It’s the same with the state Public Utilities Commission these days as with almost everything else: by the time state legislators notice something is a problem, things are so bad, so extreme that other people and agencies have already acted.
Just now, almost six months after state and federal investigators executed search warrants on the homes of former PUC President Michael Peevey and a since-fired Pacific Gas & Electric Co. executive for whom Peevey would apparently do just about anything, lawmakers are finally ready to act.
Unfortunately, their action is redundant, coming long after the cows have left the barn.
Dollar bills, often rolls of 100-dollar bills, are equivalent to the cows in this metaphor. And the barn is the equivalent of the wallets and bank accounts of tens of millions of customers with gas, electric and water companies regulated by the utilities commission.
For many years before scandal broke, the PUC under Peevey and several predecessors maintained a steady pattern favoring the interests of regulated, privately-owned corporations over those of the consumers they serve.
This pattern extended from pricing to maintenance and safety concerns, from easy OKs of power plant siting to lack of concern over nuclear safeguards at the now-closed San Onofre Nuclear Generating Station and the Diablo Canyon nuclear power station. It has cost consumers billions of dollars over decades, costs that climb each day.
This has been achieved via a sort of kabuki dance, where utilities routinely ask far more in rate increases than they know they’re entitled to. The PUC responds by cutting the requests, still giving utilities larger increases than reality justifies. Then both the commission and the companies brag about being “consumer-friendly.”
The dance went on unchecked for decades, legislators paying virtually no heed. The lawmakers also routinely rubber-stamped appointees to the commission named by current Gov. Jerry Brown and predecessors like George Deukmejian, Pete Wilson, Gray Davis and Arnold Schwarzenegger.
Each commissioner then served a six-year term without even the possibility of being fired for one-sided rulings.
Now, long after this column exposed the corrupt pattern and with a federal grand jury working on this case, at long last comes a state legislator to “do something” about the PUC. That’s Democratic Assemblyman Anthony Rendon of Lakewood. One of his bills would set up an inspector general at the commission, empowered to investigate its activities.
Another would outlaw secret contacts among commissioners and utility executives by requiring publication of all communications between them during rate-setting proceedings. Such “ex parte” contacts have long been illegal, but no one paid attention. So phone calls and private dinners like those documented involving Peevey, current Commissioner Mike Florio and executives of PG&E and Southern California Edison continued with impunity until earlier this year, when scandal broke.
The Rendon bills are too little, too late. Far better to give the commission’s existing Office of Ratepayer Advocates some real power to fight and expose the ongoing misdeeds of the PUC. Rather than set up a new inspector general, why not make the existing advocacy office independent?
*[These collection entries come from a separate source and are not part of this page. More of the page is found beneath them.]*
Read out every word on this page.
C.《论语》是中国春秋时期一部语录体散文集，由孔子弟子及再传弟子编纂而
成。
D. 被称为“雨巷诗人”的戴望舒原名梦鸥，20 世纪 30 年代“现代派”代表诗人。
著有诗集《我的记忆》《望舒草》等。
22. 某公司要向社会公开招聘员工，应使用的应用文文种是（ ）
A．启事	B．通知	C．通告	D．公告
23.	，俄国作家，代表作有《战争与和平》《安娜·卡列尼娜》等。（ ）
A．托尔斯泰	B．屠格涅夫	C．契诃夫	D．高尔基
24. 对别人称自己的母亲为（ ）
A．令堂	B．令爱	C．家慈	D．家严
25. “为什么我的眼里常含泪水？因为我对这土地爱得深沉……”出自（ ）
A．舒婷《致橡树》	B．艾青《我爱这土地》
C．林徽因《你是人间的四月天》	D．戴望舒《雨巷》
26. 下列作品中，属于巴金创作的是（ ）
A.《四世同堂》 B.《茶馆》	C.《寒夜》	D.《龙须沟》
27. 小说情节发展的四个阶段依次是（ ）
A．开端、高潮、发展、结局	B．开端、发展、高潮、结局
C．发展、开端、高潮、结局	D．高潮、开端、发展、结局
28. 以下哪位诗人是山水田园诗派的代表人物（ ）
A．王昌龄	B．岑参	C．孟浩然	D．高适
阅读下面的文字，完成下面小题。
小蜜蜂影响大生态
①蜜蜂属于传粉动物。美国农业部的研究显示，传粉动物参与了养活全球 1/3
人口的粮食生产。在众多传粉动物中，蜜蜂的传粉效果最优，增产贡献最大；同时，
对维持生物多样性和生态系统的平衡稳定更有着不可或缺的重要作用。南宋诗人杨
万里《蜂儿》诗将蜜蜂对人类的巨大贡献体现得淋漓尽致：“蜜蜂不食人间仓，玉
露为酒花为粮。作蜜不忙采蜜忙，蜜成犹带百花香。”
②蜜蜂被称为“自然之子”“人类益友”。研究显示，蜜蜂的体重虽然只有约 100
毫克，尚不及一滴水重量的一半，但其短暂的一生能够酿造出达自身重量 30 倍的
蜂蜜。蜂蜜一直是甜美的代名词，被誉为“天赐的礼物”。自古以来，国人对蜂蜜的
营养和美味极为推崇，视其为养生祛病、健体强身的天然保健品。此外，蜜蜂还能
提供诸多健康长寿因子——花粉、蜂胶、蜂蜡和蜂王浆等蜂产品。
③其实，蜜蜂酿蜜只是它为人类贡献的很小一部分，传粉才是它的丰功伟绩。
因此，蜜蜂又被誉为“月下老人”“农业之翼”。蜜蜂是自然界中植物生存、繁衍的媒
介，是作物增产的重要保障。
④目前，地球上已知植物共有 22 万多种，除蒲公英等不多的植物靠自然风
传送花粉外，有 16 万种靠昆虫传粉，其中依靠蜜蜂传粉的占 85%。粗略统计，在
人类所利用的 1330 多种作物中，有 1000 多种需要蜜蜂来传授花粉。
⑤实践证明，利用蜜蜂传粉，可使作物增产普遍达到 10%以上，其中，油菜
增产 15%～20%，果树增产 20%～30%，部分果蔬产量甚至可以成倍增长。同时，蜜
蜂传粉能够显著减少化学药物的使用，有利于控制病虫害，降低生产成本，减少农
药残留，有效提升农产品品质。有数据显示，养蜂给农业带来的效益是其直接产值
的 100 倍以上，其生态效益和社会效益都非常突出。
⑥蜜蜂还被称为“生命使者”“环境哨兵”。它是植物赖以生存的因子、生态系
And with no ability for consumers to protest PUC decisions anywhere but in appeal courts, it’s now far too difficult to do anything about wrongheaded, one-sided commission rulings. Why not allow consumers to sue in trial courts, where they could present evidence rather than being confined to working with evidence developed during the PUC’s own proceedings, where administrative law judges have been exposed lately as subject to occasional bias?
Those are simpler, less expensive changes than what Rendon proposes, the only legislative fixes for the PUC now proposed.
Even more important to cleaning up this long-corrupt agency would be for legislators to put a spotlight on any appointee proposed by any governor. Also, if lawmakers would hold meaningful, thorough hearings on the PUC’s questionable actions. This is already within their power, but even with the scandal in progress, it still does not happen. Lawmakers show no appetite for contesting any proposed commissioner or any commission actions. That’s how consumers got stuck with Peevey, a former Edison president whose corrupt practices were easy to foresee.
So, yes, the Legislature can and should do something about the PUC, but the best thing it could be is wake up and perform the watchdog duties it has neglected for decades.